Not saying I don't agree, just saying that people who act like a 20 year patent on a gene = the end of the world and a threat to humanity is a bit absurd, its reasonable that they would want a return on their investment. I don't particularly care how the legal framework is set up such that that occurs, either. I mean I want to see it be intelligently done and in a sane way, obviously, but if the choice is the companies invest hundreds of millions of dollars and then have no right to return on that investment across multiple generations or the current system as it exists, I'd rather have the current system.
A better system would definitely be to patent the processes, rather than the products, but the way the system is structured now is sane and logical in that it applies principles in similar fashion across multiple areas in a relatively sane, if convoluted and outdated, fashion. Also, there are concerns regarding replication of results for peer review and the potential for charging people to replicate your results to determine the accuracy of your claims isn't a good thing. Not to mention it would be kinda hard to patent the technique solely because it would usually be published in a peer reviewed journal for anyone to replicate if they so desired. That's typically how the scientific community performs checks and balances to ensure the work being done is sound.
Are those the only two options: free or what we have now? That seems unlikely. Patenting a human gene is a hell of a lot different than patenting some compound you isolated from a plant.
Its really not, under the system we have now. Instead of thinking just isolating a compound like penincilin, think patenting vaccines, which are weakened or dead bacterial cell compounds, or retroviral drugs that impact some activity on the genetic level of a virus, what have you.
No, those aren't the only two options, but those are the two options being presented here, that its either immoral all the time to patent genes and profit from them even one generation down the line, or it isn't.
Doesn't that negate just about everything else you said? I'll be the first to admit my understand is iffy here--but he's saying they didn't manipulate it at all. They simply discovered it's existence.
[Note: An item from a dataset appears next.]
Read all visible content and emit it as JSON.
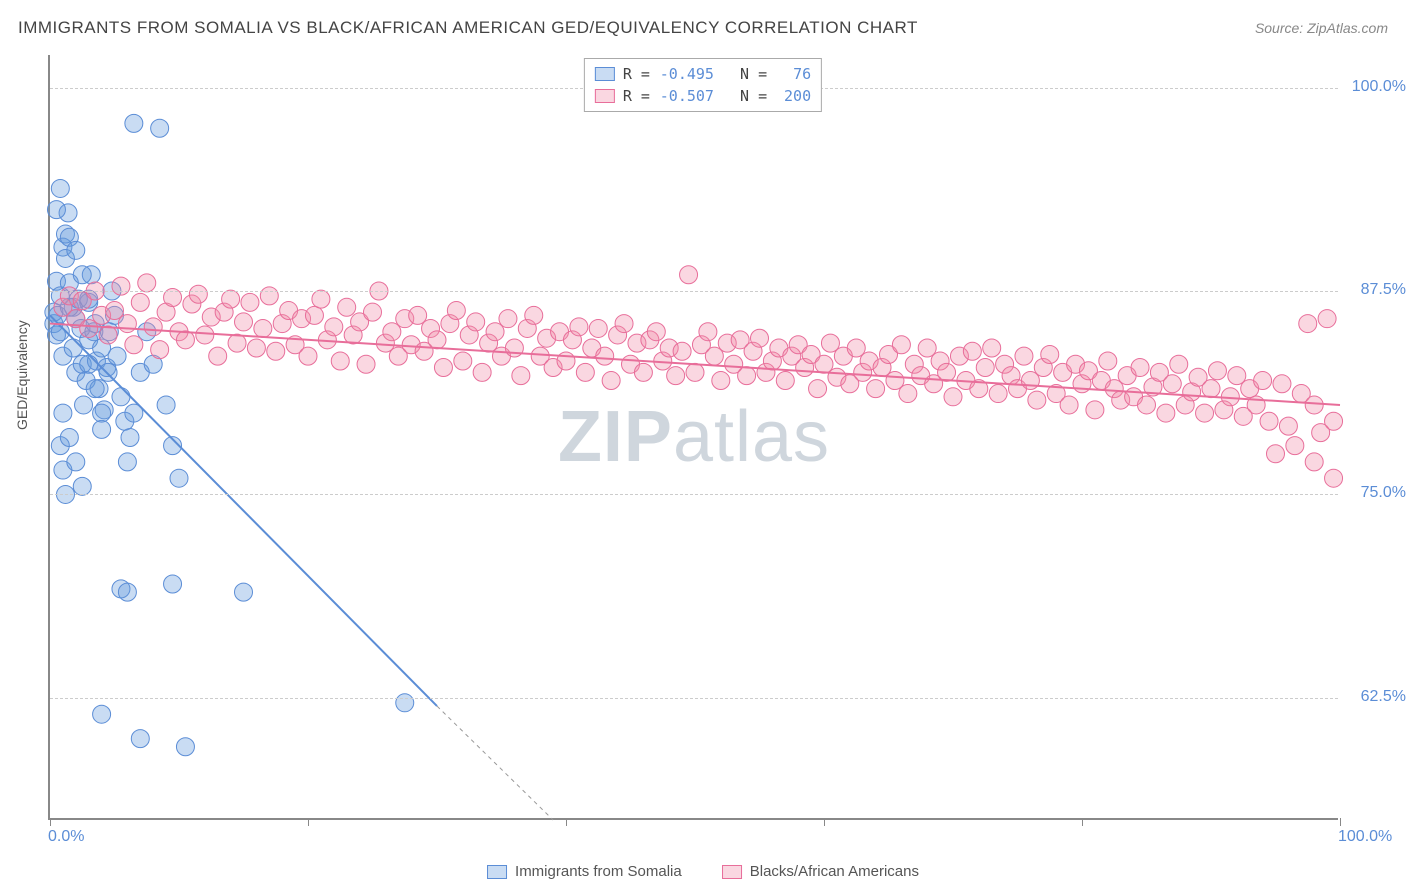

What you're saying is that Alexander Fleming (Discovered Penicillin) should have been able to patent the chemical, and then use it to control the later patent that was used to mass produce it. Do you have any idea the fucking decades that would have set medical science back to have that kind of absurd "discovery" based patent system?
No its pretty consistent. I think I really covered this in my response to Chaos: Don't just think something isolated from a natural compound, think anti biotics for a good example. Stem cells for another. The Supreme Court justices made some pretty strong arguments in this regards in one of the links I posted in one of my earlier posts, I think the first big one I made this morning in response to everything.
Again, I'm not against altering the patent laws, just there isn't this great evil going on in the world simply because they exist. They have good and bad aspects to them. Patenting genes only lasts 20 years, just like any other patent, as is. Just like with anti biotics, other medications, drugs, what have you. The way some have portrayed this is like if you patent a gene you own it forever and ever and you can just charge endlessly for it. Not true in the least. 20 years may be too long, hell I don't know. 10 sounds a lot more reasonable, but the point is that its not some great evil against nature or life or whatever to patent a gene.